Tom Rogers

Personal information
- Full name: Thomas Fraser Rogers
- Born: 7 February 1999 (age 27) Greensborough, Victoria, Australia
- Batting: Left-handed
- Bowling: Right-arm medium
- Role: Top-order batter

Domestic team information
- 2021/22–: Melbourne Stars (squad no. 3)
- 2022/23–: Victoria
- 2026: Galle Gallants

Career statistics
| Competition | FC | LA | T20 |
| Matches | 9 | 23 | 48 |
| Runs scored | 342 | 781 | 818 |
| Batting average | 24.42 | 35.50 | 19.02 |
| 100s/50s | 0/3 | 1/4 | 0/2 |
| Top score | 76 | 196 | 53 |
| Catches/stumpings | 8/– | 11/– | 27/– |
- Source: Cricinfo, 20 September 2026

= Tom Rogers (cricketer, born 1999) =

Australian cricketer (born 1999)

Thomas Fraser Rogers (born 7 February 1999) is an Australian cricketer.

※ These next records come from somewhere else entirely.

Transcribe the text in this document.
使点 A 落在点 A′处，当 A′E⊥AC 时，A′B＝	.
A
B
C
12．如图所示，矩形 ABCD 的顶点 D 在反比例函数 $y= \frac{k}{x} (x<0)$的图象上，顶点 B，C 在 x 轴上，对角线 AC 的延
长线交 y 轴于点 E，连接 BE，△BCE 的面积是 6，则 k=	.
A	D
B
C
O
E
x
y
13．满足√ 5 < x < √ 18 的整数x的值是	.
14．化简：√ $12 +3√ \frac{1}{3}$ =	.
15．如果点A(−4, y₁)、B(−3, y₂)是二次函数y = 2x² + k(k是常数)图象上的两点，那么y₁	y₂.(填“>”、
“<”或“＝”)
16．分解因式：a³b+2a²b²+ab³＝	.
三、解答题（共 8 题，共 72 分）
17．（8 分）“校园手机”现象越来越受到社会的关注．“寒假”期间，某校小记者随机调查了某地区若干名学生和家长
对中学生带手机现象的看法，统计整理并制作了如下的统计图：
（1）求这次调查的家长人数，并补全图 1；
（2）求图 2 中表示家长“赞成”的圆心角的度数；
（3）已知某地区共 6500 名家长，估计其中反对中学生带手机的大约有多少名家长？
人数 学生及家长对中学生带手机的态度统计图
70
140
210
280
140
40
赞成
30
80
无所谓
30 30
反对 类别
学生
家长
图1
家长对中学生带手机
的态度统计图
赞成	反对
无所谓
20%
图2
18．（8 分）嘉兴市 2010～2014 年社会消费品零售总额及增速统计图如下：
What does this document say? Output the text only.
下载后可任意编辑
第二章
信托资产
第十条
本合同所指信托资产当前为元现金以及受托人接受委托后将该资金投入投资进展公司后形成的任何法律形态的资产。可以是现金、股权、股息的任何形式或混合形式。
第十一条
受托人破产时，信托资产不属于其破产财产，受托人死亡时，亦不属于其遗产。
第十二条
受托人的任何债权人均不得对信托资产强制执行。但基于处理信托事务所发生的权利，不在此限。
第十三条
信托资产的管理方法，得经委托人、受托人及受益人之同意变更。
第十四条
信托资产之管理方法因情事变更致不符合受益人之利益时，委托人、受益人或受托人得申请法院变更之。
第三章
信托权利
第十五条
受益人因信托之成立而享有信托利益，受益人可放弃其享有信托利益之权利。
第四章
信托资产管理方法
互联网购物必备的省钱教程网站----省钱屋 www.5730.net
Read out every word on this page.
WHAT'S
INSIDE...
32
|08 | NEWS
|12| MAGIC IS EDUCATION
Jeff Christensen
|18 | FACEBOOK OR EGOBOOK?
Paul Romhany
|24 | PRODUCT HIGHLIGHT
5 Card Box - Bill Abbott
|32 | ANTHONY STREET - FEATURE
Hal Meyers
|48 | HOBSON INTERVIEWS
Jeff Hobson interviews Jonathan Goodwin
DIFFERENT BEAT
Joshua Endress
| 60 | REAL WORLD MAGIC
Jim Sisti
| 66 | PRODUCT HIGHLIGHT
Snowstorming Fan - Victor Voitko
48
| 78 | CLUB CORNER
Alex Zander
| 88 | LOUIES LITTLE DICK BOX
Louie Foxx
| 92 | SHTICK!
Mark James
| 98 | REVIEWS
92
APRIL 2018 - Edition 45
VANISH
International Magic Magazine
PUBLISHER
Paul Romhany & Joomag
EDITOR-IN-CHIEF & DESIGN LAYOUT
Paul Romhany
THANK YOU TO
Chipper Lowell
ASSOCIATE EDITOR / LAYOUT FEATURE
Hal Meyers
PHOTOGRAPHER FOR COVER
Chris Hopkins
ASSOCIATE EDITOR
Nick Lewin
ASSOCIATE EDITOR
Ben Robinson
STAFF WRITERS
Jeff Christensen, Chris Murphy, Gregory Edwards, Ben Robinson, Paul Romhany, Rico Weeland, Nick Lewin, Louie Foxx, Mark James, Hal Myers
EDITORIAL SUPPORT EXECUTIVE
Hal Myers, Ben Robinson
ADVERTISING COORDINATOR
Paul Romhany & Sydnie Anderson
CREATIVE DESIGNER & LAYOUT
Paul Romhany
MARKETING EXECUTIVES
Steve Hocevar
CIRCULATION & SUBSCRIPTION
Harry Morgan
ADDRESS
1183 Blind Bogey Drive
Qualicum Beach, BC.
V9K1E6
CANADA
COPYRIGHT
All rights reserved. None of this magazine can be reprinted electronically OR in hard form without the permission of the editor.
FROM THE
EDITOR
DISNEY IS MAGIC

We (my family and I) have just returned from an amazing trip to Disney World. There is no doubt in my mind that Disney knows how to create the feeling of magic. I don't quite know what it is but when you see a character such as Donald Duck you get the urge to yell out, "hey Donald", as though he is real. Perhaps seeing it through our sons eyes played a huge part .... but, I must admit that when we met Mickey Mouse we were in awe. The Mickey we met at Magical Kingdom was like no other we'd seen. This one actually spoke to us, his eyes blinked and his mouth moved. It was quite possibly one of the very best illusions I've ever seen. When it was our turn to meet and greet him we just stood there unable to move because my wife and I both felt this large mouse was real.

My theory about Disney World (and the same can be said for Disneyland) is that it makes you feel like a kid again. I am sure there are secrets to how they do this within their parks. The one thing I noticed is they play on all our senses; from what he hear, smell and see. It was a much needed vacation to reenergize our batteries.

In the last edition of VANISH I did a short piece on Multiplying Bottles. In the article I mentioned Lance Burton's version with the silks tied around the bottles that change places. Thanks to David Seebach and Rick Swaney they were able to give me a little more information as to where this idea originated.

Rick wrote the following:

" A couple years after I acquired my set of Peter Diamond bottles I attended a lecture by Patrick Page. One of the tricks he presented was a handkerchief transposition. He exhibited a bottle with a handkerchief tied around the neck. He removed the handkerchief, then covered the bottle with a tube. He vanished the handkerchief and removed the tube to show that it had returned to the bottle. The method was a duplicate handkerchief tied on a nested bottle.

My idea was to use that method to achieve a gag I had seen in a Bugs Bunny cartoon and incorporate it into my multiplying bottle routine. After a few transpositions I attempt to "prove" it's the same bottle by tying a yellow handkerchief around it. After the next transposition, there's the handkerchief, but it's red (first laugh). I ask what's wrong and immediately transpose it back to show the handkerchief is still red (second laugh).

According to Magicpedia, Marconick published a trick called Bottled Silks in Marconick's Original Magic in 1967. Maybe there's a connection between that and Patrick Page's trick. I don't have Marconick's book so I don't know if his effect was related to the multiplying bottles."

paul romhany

Rogers has played T20 for the Melbourne Stars since the 2021–22 season. He made his debut on 2 January 2022, as one of six replacement players called into the squad in January 2022 during the 2021–22 Big Bash League season after ten members of the original squad became unavailable due to contracting COVID-19. Rogers was subsequently ruled out of the Stars' next game against the Melbourne Renegades only one day later after testing positive to COVID-19.